Guevara also managed companies such as Singular S.A, a Peruvian consulting company in Business Management and Telecommunications; ECI TELECOM IBERICA and AMPER PERU, Spanish telecommunications companies. He also served as general manager of the Lucent Technologies company (Peru chapter).

==Political career==

=== Early political career ===
Guevara entered politics as he joined the Popular Action in 2004. At first, he was chosen to run for a seat in the Andean Parliament at the 2006 general election under the Centre Front coalition, but he was not elected. The same year, he ran for the first time for Governor of Cajamarca, garnering 6% of the vote and was once again not elected. Four years later, he ran for a second time, with 5% of the vote and was once again not elected.

=== Congressman (2011–2016) ===
As the Possible Peru Alliance was established for the 2011 general election, Guevara was selected to run for the Peruvian Congress, representing the Cajamarca region. Attaining 18,041 votes and as the coalition placed third in the region, he was elected as one of the five congressmen from the Popular Action party in Congress.

During his term, he remained an adamant voice against congressional reelection, for which he submitting a bill for amending the Constitution of Peru in order to rule-out immediate congressional reelection. His bill was ultimately rejected by the Constitution committee. For the next general election cycle, he declined to run for reelection, basing his decision in coherence to the motive of the bill. However, it was approved years later in a 2018 referendum.

=== Party politics ===
At party leadership level, Guevara was elected President of Popular Action for the 2014-2019 term, defeating former Party President Víctor Andrés García Belaúnde and Elías Mendoza Habersperger. He still served in the position after 2019 although his term had expired, as the party was yet to convene a national convention to elect a new party leadership. He was previously, the General Secretary of the Popular Action from 2007 to 2009 and again from 2011 to 2013. He resigned from the party in November 2023. He joined the Purple Party in January 2024.

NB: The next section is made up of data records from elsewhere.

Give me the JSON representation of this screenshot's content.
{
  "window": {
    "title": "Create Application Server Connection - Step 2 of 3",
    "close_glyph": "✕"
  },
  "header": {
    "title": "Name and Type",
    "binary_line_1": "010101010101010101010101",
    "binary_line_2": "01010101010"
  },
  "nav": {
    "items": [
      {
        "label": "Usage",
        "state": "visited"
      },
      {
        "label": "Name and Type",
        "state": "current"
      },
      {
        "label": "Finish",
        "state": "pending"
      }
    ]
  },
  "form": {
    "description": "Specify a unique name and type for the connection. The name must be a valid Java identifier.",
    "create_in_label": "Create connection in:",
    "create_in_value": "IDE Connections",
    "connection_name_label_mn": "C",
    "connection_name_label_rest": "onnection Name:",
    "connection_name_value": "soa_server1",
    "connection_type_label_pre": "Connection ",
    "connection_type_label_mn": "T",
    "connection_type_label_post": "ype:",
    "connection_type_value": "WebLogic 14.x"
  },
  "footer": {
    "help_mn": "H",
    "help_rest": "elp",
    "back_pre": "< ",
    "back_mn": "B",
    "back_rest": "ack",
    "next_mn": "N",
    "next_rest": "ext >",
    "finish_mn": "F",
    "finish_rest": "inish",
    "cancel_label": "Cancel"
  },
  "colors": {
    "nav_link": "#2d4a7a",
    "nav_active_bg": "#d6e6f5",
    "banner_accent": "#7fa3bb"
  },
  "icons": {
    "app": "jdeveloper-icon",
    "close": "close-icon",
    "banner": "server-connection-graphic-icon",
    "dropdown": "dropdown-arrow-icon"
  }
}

=== Presidential nomination run (2015) ===
For the 2016 general election, Guevara announced his candidacy for President of Peru. At the primary election held on 20 December 2015, former Congressman Alfredo Barnechea won the presidential nomination with 52.1% of the vote, defeating Guevara who attained 41.5% of the vote.

=== Governor of Cajamarca (2019-2022) ===
In the 2018 Peruvian regional and municipal elections, Guevara ran for the third time for Governor of Cajamarca. In the first round, he placed second with 21.3% of the vote behind Walter Benavides Gavidia of the Alliance for Progress and ahead of incumbent Governor Walter Benavides Gavidia. In the run-off, he defeated Benavides Gavida with 61.4% of the vote.

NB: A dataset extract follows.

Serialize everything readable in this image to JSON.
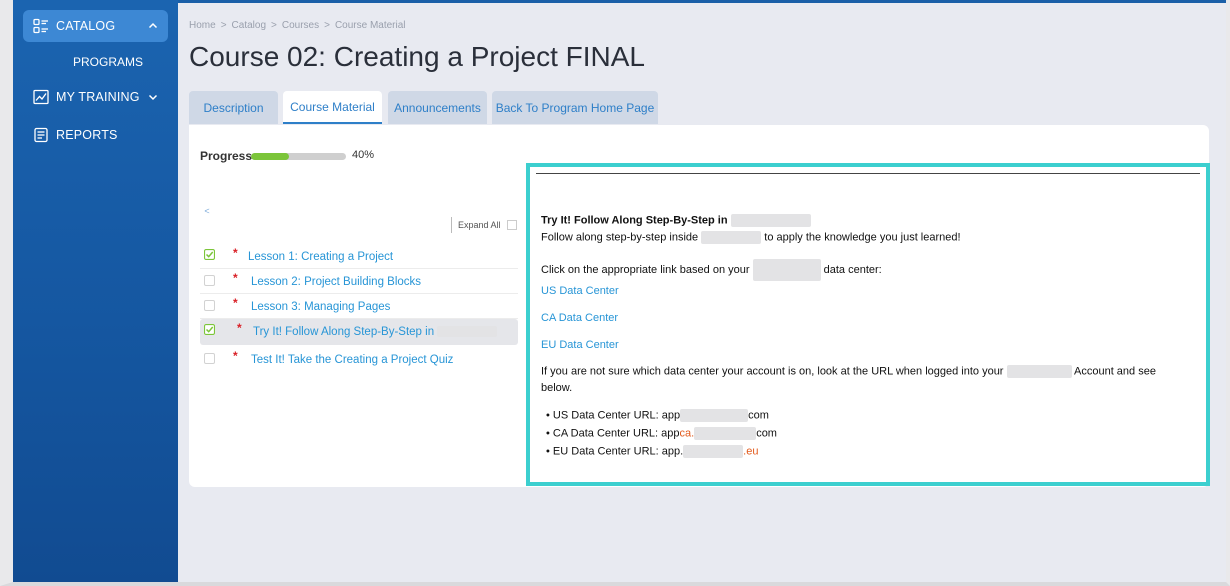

At the start of his governorship in January 2019, he was elected President of the National Assembly of Regional Governments, with the support of President Martín Vizcarra and Prime Minister César Villanueva.

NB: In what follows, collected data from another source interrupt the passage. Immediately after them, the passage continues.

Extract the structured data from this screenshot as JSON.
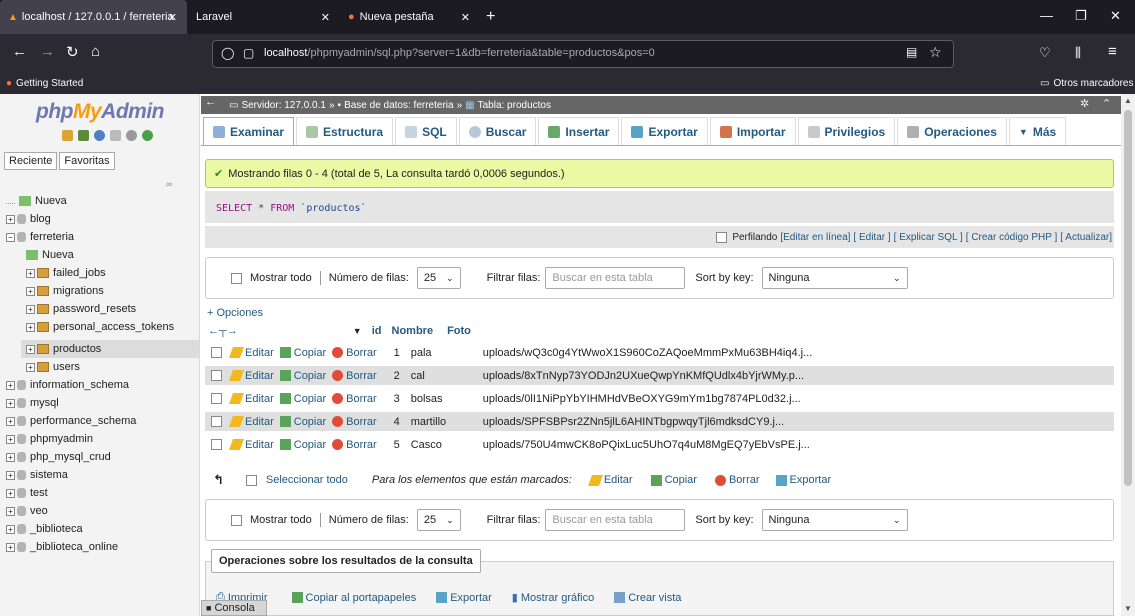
{
  "browser": {
    "tabs": [
      {
        "label": "localhost / 127.0.0.1 / ferreteria"
      },
      {
        "label": "Laravel"
      },
      {
        "label": "Nueva pestaña"
      }
    ],
    "url_host": "localhost",
    "url_path": "/phpmyadmin/sql.php?server=1&db=ferreteria&table=productos&pos=0",
    "bookmark_left": "Getting Started",
    "bookmark_right": "Otros marcadores"
  },
  "sidebar": {
    "logo_php": "php",
    "logo_my": "My",
    "logo_admin": "Admin",
    "tab_recent": "Reciente",
    "tab_fav": "Favoritas",
    "tree": [
      {
        "label": "Nueva",
        "level": 0,
        "type": "new"
      },
      {
        "label": "blog",
        "level": 0,
        "type": "db"
      },
      {
        "label": "ferreteria",
        "level": 0,
        "type": "db"
      },
      {
        "label": "Nueva",
        "level": 1,
        "type": "new"
      },
      {
        "label": "failed_jobs",
        "level": 1,
        "type": "table"
      },
      {
        "label": "migrations",
        "level": 1,
        "type": "table"
      },
      {
        "label": "password_resets",
        "level": 1,
        "type": "table"
      },
      {
        "label": "personal_access_tokens",
        "level": 1,
        "type": "table"
      },
      {
        "label": "productos",
        "level": 1,
        "type": "table"
      },
      {
        "label": "users",
        "level": 1,
        "type": "table"
      },
      {
        "label": "information_schema",
        "level": 0,
        "type": "db"
      },
      {
        "label": "mysql",
        "level": 0,
        "type": "db"
      },
      {
        "label": "performance_schema",
        "level": 0,
        "type": "db"
      },
      {
        "label": "phpmyadmin",
        "level": 0,
        "type": "db"
      },
      {
        "label": "php_mysql_crud",
        "level": 0,
        "type": "db"
      },
      {
        "label": "sistema",
        "level": 0,
        "type": "db"
      },
      {
        "label": "test",
        "level": 0,
        "type": "db"
      },
      {
        "label": "veo",
        "level": 0,
        "type": "db"
      },
      {
        "label": "_biblioteca",
        "level": 0,
        "type": "db"
      },
      {
        "label": "_biblioteca_online",
        "level": 0,
        "type": "db"
      }
    ]
  },
  "breadcrumb": {
    "server": "Servidor: 127.0.0.1",
    "db": "Base de datos: ferreteria",
    "table": "Tabla: productos"
  },
  "tabs": [
    "Examinar",
    "Estructura",
    "SQL",
    "Buscar",
    "Insertar",
    "Exportar",
    "Importar",
    "Privilegios",
    "Operaciones",
    "Más"
  ],
  "message": "Mostrando filas 0 - 4 (total de 5, La consulta tardó 0,0006 segundos.)",
  "sql": {
    "select": "SELECT",
    "star": "*",
    "from": "FROM",
    "table": "`productos`"
  },
  "profiling": {
    "label": "Perfilando",
    "links": [
      "[Editar en línea]",
      "[ Editar ]",
      "[ Explicar SQL ]",
      "[ Crear código PHP ]",
      "[ Actualizar]"
    ]
  },
  "nav": {
    "show_all": "Mostrar todo",
    "rows_label": "Número de filas:",
    "rows_value": "25",
    "filter_label": "Filtrar filas:",
    "filter_placeholder": "Buscar en esta tabla",
    "sort_label": "Sort by key:",
    "sort_value": "Ninguna"
  },
  "options_link": "+ Opciones",
  "columns": [
    "id",
    "Nombre",
    "Foto"
  ],
  "actions": {
    "edit": "Editar",
    "copy": "Copiar",
    "delete": "Borrar"
  },
  "rows": [
    {
      "id": "1",
      "nombre": "pala",
      "foto": "uploads/wQ3c0g4YtWwoX1S960CoZAQoeMmmPxMu63BH4iq4.j..."
    },
    {
      "id": "2",
      "nombre": "cal",
      "foto": "uploads/8xTnNyp73YODJn2UXueQwpYnKMfQUdlx4bYjrWMy.p..."
    },
    {
      "id": "3",
      "nombre": "bolsas",
      "foto": "uploads/0lI1NiPpYbYIHMHdVBeOXYG9mYm1bg7874PL0d32.j..."
    },
    {
      "id": "4",
      "nombre": "martillo",
      "foto": "uploads/SPFSBPsr2ZNn5jlL6AHINTbgpwqyTjl6mdksdCY9.j..."
    },
    {
      "id": "5",
      "nombre": "Casco",
      "foto": "uploads/750U4mwCK8oPQixLuc5UhO7q4uM8MgEQ7yEbVsPE.j..."
    }
  ],
  "bulk": {
    "select_all": "Seleccionar todo",
    "marked_label": "Para los elementos que están marcados:",
    "edit": "Editar",
    "copy": "Copiar",
    "delete": "Borrar",
    "export": "Exportar"
  },
  "ops": {
    "legend": "Operaciones sobre los resultados de la consulta",
    "print": "Imprimir",
    "clipboard": "Copiar al portapapeles",
    "export": "Exportar",
    "chart": "Mostrar gráfico",
    "view": "Crear vista"
  },
  "console": "Consola"
}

During Martín Vizcarra's administration, Guevara remained a strong supporter of the president at regional level. In the aftermath of Vizcarra's removal and the start of the protests in November 2020, he remained a strong critic of Manuel Merino's ascension to the presidency. As Popular Action leader, he disavowed Vizcarra's removal and Merino's role, siding with former Congressman Yonhy Lescano in not approving his party's congressional caucus' decision. He also called for Merino’s resignation as President alongside Lima Mayor Jorge Muñoz.